Therefore, the applicability of the assumption of air as the working fluid for H₂ or NH₃ is questionable. We developed a new scheme based on the Gibbs free energy minimization for all the processes involved in the gas turbine system. The output power and thermal efficiency are evaluated based on the enthalpy changes of the multi-component working fluid using chemical reactions.
　The new scheme was applied to validate the concept proposed in our previous LCS report (LCS-FY2018-PP-03) in which we proposed the concept of a fuel-rich NH₃ combined cycle turbine system. In this study, it was confirmed that a very low NO emission and highly efficient gas turbine system could be developed by the fuel-rich combustion of NH₃. Moreover, it was identified that exhaust gas recirculation (EGR) was essential to reduce the turbine inlet temperature below the heat-resistant temperature of the system. Furthermore, the output power of the system was largely underestimated by the conventional method used in our previous report. With a value of 2000 K for the heat-resistant temperature of the turbine and the upper limit of the pressure ratio 25 of the compressor and turbine, the thermal efficiency of the combined cycle was identified to be 0.6 with equivalence and EGR ratios of 1.1 and 0.6, respectively.

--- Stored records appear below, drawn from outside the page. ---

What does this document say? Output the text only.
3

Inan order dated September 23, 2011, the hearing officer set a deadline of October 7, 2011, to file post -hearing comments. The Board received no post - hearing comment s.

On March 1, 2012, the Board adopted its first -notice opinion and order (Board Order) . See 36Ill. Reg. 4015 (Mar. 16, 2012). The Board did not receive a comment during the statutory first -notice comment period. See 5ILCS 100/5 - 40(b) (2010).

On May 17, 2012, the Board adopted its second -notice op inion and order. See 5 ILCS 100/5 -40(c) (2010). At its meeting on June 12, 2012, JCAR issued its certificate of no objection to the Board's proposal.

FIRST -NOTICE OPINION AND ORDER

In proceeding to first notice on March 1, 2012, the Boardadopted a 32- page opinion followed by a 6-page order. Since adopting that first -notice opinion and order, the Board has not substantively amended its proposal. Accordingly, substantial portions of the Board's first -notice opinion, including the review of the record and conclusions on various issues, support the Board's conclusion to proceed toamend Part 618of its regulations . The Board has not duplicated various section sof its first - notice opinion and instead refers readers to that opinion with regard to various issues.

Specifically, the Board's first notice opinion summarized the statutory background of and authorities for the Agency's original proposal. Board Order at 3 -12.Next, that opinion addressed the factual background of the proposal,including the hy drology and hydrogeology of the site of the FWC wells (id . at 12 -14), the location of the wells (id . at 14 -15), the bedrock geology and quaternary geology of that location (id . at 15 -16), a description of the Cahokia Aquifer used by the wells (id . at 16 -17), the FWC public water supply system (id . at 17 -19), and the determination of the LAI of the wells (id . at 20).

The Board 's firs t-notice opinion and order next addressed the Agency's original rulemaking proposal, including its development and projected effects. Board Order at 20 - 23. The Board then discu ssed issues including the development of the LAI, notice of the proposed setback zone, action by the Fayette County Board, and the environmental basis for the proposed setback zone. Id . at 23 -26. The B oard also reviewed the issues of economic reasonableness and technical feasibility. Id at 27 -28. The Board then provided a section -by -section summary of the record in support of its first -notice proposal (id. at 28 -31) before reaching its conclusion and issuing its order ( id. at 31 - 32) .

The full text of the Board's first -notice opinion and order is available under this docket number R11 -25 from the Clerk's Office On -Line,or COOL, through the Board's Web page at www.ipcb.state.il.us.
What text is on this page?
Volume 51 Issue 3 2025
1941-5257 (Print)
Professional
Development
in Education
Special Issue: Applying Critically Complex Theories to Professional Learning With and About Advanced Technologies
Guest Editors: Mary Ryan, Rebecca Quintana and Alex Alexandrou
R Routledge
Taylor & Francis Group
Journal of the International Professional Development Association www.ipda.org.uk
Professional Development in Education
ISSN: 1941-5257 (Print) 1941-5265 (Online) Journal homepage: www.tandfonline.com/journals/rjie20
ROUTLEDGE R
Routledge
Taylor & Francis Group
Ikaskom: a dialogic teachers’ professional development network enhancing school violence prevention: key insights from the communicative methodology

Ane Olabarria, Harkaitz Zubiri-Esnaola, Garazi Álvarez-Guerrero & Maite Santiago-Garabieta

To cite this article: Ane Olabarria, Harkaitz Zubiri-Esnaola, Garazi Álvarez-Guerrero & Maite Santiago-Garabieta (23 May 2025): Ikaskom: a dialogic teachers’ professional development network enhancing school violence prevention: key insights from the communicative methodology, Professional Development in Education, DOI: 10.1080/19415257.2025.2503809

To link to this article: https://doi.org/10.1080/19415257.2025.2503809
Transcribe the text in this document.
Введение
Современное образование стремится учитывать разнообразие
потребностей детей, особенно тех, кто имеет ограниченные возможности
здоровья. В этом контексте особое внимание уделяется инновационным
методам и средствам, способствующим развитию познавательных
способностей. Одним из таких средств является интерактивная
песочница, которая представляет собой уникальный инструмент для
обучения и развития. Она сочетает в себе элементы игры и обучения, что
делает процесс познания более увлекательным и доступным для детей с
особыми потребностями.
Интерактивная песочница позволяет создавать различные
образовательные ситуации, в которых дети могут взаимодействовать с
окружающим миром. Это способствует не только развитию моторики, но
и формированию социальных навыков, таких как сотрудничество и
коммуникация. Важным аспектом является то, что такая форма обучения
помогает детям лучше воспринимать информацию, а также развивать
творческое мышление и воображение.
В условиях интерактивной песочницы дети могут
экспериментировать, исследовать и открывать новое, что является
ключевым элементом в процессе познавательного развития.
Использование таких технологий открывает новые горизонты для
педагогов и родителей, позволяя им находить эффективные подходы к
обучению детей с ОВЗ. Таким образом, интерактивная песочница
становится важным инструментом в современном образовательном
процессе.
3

　H₂ combined cycle gas turbine processes that operated in fuel-rich conditions were also studied. The fuelrich H₂ combustion resulted in very low NO emission. Very high EGR ratios for H₂ combustion with high equivalence ratios were required to maintain the turbine inlet temperature below 2000 K. Because of these high EGR ratios and high equivalence ratios, the conclusion was reached that the thermal efficiency of the H₂ combined cycle was lower than that of the NH₃ fuel-rich combined cycle.